Atendendo à idade do Autor, que continua a trabalhar sem perda de vencimento (embora a sua incapacidade parcial deva ser compensada nos termos que atrás referimos), é equitativo descontar 1/3 (10.257,75 €) à quantia acima referida.
Assim, em vez da quantia de 15,582,5 € (atribuída na primeira instância, quanto à IPP), fixa-se em 20.515,50 € a indemnização ao Autor por danos futuros resultantes da maior dificuldade e esforços suplementares para exercer a profissão.
Improcede o que em contrário se pretende com as conclusões 7ª a 9ª e 11ª das alegações do apelante, nada mais havendo a apreciar neste recurso, como refere na sua conclusão 12ª.
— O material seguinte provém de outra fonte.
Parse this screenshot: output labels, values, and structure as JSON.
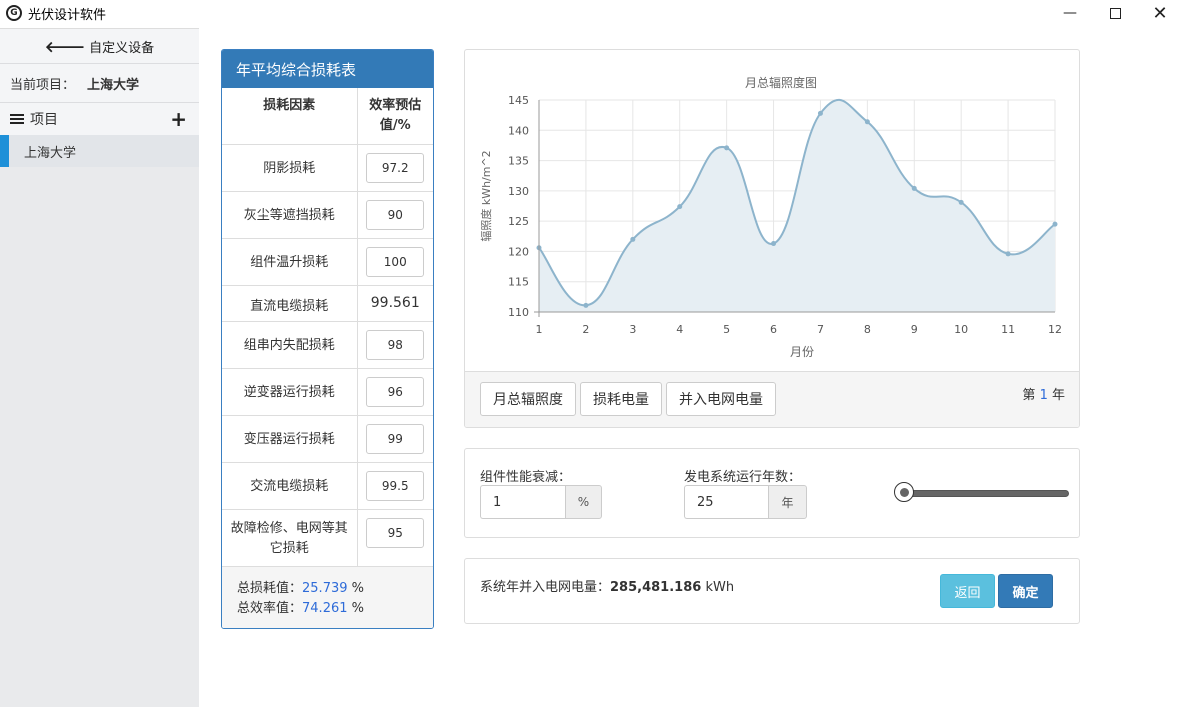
{
  "window": {
    "title": "光伏设计软件",
    "logo_text": "G"
  },
  "sidebar": {
    "back_label": "自定义设备",
    "project_prefix": "当前项目：",
    "project_name": "上海大学",
    "section_label": "项目",
    "items": [
      {
        "label": "上海大学"
      }
    ]
  },
  "loss_table": {
    "title": "年平均综合损耗表",
    "headers": [
      "损耗因素",
      "效率预估值/%"
    ],
    "rows": [
      {
        "factor": "阴影损耗",
        "value": "97.2",
        "editable": true
      },
      {
        "factor": "灰尘等遮挡损耗",
        "value": "90",
        "editable": true
      },
      {
        "factor": "组件温升损耗",
        "value": "100",
        "editable": true
      },
      {
        "factor": "直流电缆损耗",
        "value": "99.561",
        "editable": false
      },
      {
        "factor": "组串内失配损耗",
        "value": "98",
        "editable": true
      },
      {
        "factor": "逆变器运行损耗",
        "value": "96",
        "editable": true
      },
      {
        "factor": "变压器运行损耗",
        "value": "99",
        "editable": true
      },
      {
        "factor": "交流电缆损耗",
        "value": "99.5",
        "editable": true
      },
      {
        "factor": "故障检修、电网等其它损耗",
        "value": "95",
        "editable": true
      }
    ],
    "total_loss_label": "总损耗值：",
    "total_loss_value": "25.739",
    "total_eff_label": "总效率值：",
    "total_eff_value": "74.261",
    "unit": "%"
  },
  "chart_data": {
    "type": "area",
    "title": "月总辐照度图",
    "xlabel": "月份",
    "ylabel": "辐照度 kWh/m^2",
    "x": [
      1,
      2,
      3,
      4,
      5,
      6,
      7,
      8,
      9,
      10,
      11,
      12
    ],
    "values": [
      120.6,
      111.1,
      122.0,
      127.4,
      137.1,
      121.3,
      142.8,
      141.4,
      130.4,
      128.1,
      119.6,
      124.5
    ],
    "ylim": [
      110,
      145
    ],
    "yticks": [
      110,
      115,
      120,
      125,
      130,
      135,
      140,
      145
    ],
    "grid": true,
    "color": "#8db4cc",
    "fill": "#e6eef3"
  },
  "chart_tabs": [
    "月总辐照度",
    "损耗电量",
    "并入电网电量"
  ],
  "year_indicator": {
    "prefix": "第",
    "value": "1",
    "suffix": "年"
  },
  "params": {
    "degradation_label": "组件性能衰减：",
    "degradation_value": "1",
    "degradation_unit": "%",
    "years_label": "发电系统运行年数：",
    "years_value": "25",
    "years_unit": "年",
    "slider_value_fraction": 0
  },
  "result": {
    "label": "系统年并入电网电量：",
    "value": "285,481.186",
    "unit": "kWh",
    "back_label": "返回",
    "ok_label": "确定"
  },
  "colors": {
    "primary": "#337ab7",
    "info": "#5bc0de",
    "accent_blue": "#2e6bd8",
    "sidebar_marker": "#1e90d8"
  }
}
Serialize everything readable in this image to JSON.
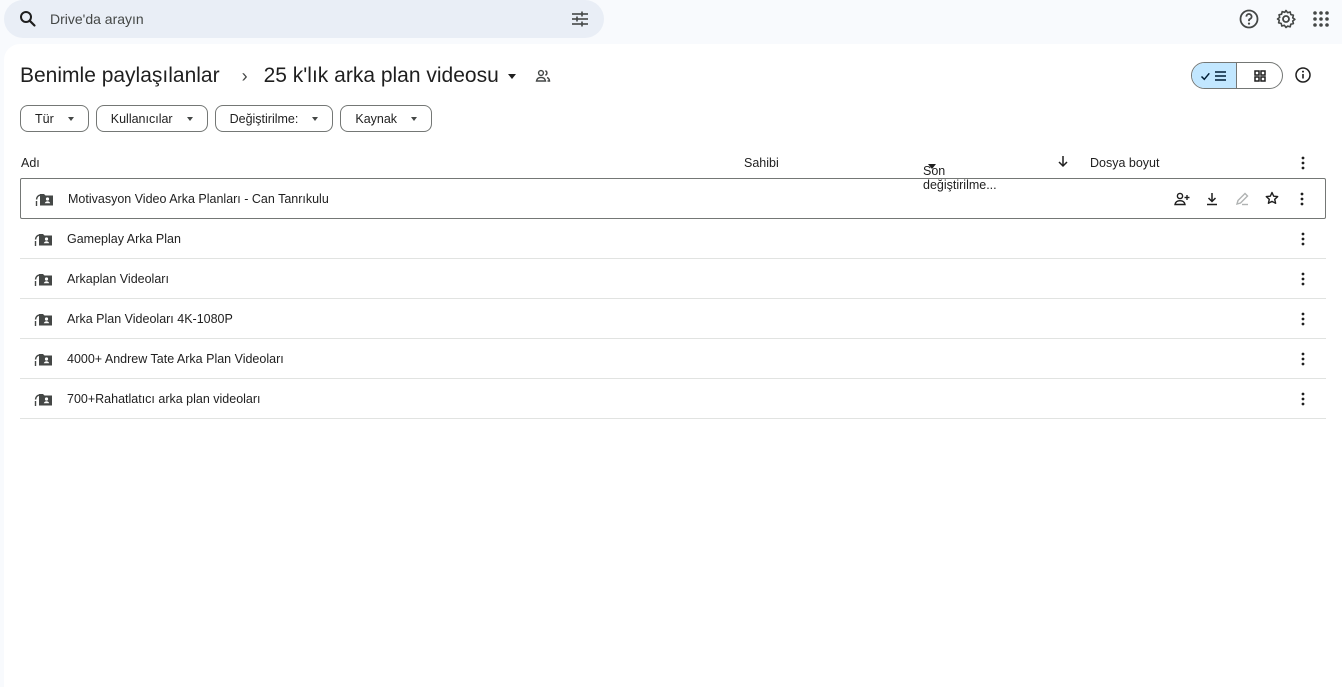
{
  "search": {
    "placeholder": "Drive'da arayın"
  },
  "breadcrumb": {
    "root": "Benimle paylaşılanlar",
    "separator": "›",
    "current": "25 k'lık arka plan videosu"
  },
  "filters": [
    {
      "label": "Tür"
    },
    {
      "label": "Kullanıcılar"
    },
    {
      "label": "Değiştirilme:"
    },
    {
      "label": "Kaynak"
    }
  ],
  "table": {
    "columns": {
      "name": "Adı",
      "owner": "Sahibi",
      "modified": "Son değiştirilme...",
      "size": "Dosya boyut"
    },
    "rows": [
      {
        "name": "Motivasyon Video Arka Planları - Can Tanrıkulu"
      },
      {
        "name": "Gameplay Arka Plan"
      },
      {
        "name": "Arkaplan Videoları"
      },
      {
        "name": "Arka Plan Videoları 4K-1080P"
      },
      {
        "name": "4000+ Andrew Tate Arka Plan Videoları"
      },
      {
        "name": "700+Rahatlatıcı arka plan videoları"
      }
    ]
  },
  "colors": {
    "accent_selected": "#c2e7ff",
    "search_bg": "#e9eef6",
    "page_bg": "#f8fafd"
  },
  "icons": [
    "search-icon",
    "filter-options-icon",
    "help-icon",
    "settings-icon",
    "apps-grid-icon",
    "shared-people-icon",
    "list-view-icon",
    "grid-view-icon",
    "info-icon",
    "shared-folder-icon",
    "share-user-icon",
    "download-icon",
    "rename-icon",
    "star-icon",
    "more-vert-icon",
    "sort-arrow-icon"
  ]
}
Deve manter-se a decisão recorrida quanto aos juros e danos não patrimoniais, que não vêm impugnados, reformulando-se a parte decisória de acordo com alterações decididas nesta instância.
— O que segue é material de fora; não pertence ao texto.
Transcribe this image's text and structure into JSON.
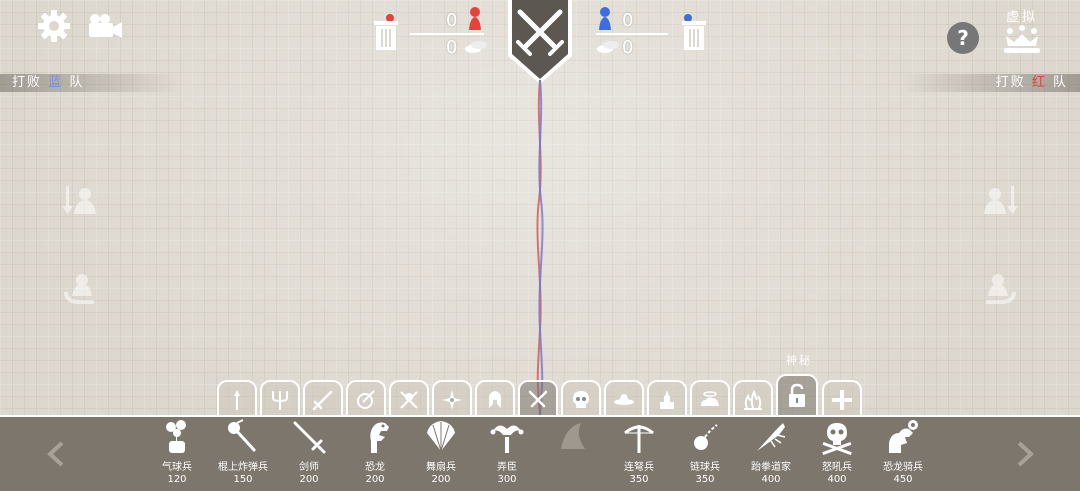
{
  "topbar": {
    "settings_icon": "gear-icon",
    "camera_icon": "camera-icon"
  },
  "banners": {
    "left": {
      "prefix": "打败",
      "team": "蓝",
      "suffix": "队"
    },
    "right": {
      "prefix": "打败",
      "team": "红",
      "suffix": "队"
    }
  },
  "score": {
    "red_units": "0",
    "red_cost": "0",
    "blue_units": "0",
    "blue_cost": "0"
  },
  "right_top": {
    "help": "?",
    "sandbox_label": "虚拟"
  },
  "tabs": {
    "mystery_label": "神秘",
    "items": [
      "spear",
      "trident",
      "sword",
      "shield-sword",
      "axes",
      "shuriken",
      "spartan",
      "crossed-swords",
      "skull",
      "hat",
      "temple",
      "lamp",
      "fire",
      "lock",
      "plus"
    ]
  },
  "units": [
    {
      "name": "气球兵",
      "cost": "120"
    },
    {
      "name": "棍上炸弹兵",
      "cost": "150"
    },
    {
      "name": "剑师",
      "cost": "200"
    },
    {
      "name": "恐龙",
      "cost": "200"
    },
    {
      "name": "舞扇兵",
      "cost": "200"
    },
    {
      "name": "弄臣",
      "cost": "300"
    },
    {
      "name": "",
      "cost": ""
    },
    {
      "name": "连弩兵",
      "cost": "350"
    },
    {
      "name": "链球兵",
      "cost": "350"
    },
    {
      "name": "跆拳道家",
      "cost": "400"
    },
    {
      "name": "怒吼兵",
      "cost": "400"
    },
    {
      "name": "恐龙骑兵",
      "cost": "450"
    }
  ],
  "colors": {
    "red_team": "#e8403a",
    "blue_team": "#3c6ee0",
    "bar_bg": "#7c766d"
  }
}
VI – Em função do exposto, acorda-se em julgar parcialmente procedente a apelação nos termos atrás referidos, e, nessa parte, revoga-se a sentença recorrida, pelo que vai a “Companhia de Seguros Fidelidade – Mundial, S.A.” (sucessora da Ré Companhia de Seguros Mundial Confiança, S.A.) condenada a pagar ao autor, António Rodrigues:
a) a quantia de 28.213,04 euros (vinte e oito mil, duzentos e treze euros, e quatro cêntimos), acrescida de juros, à taxa anual de 7%, desde a citação até 30/4/03 e, à taxa anual de 4%, desde 1/5/03 até efectivo pagamento;
b) a quantia de 20.000 euros (vinte mil euros), acrescida de juros de mora, à taxa anual de 4% desde 15/7/03 (data da sentença recorrida) até efectivo pagamento;
c) a indemnização correspondente às despesas posteriores à sentença da primeira instância, respeitante à situação clínica do Autor em consequência do acidente dos autos, indemnização a liquidar em execução de sentença.
Custas, em cada uma das instâncias, por Autor e Ré, na proporção do respectivo vencimento.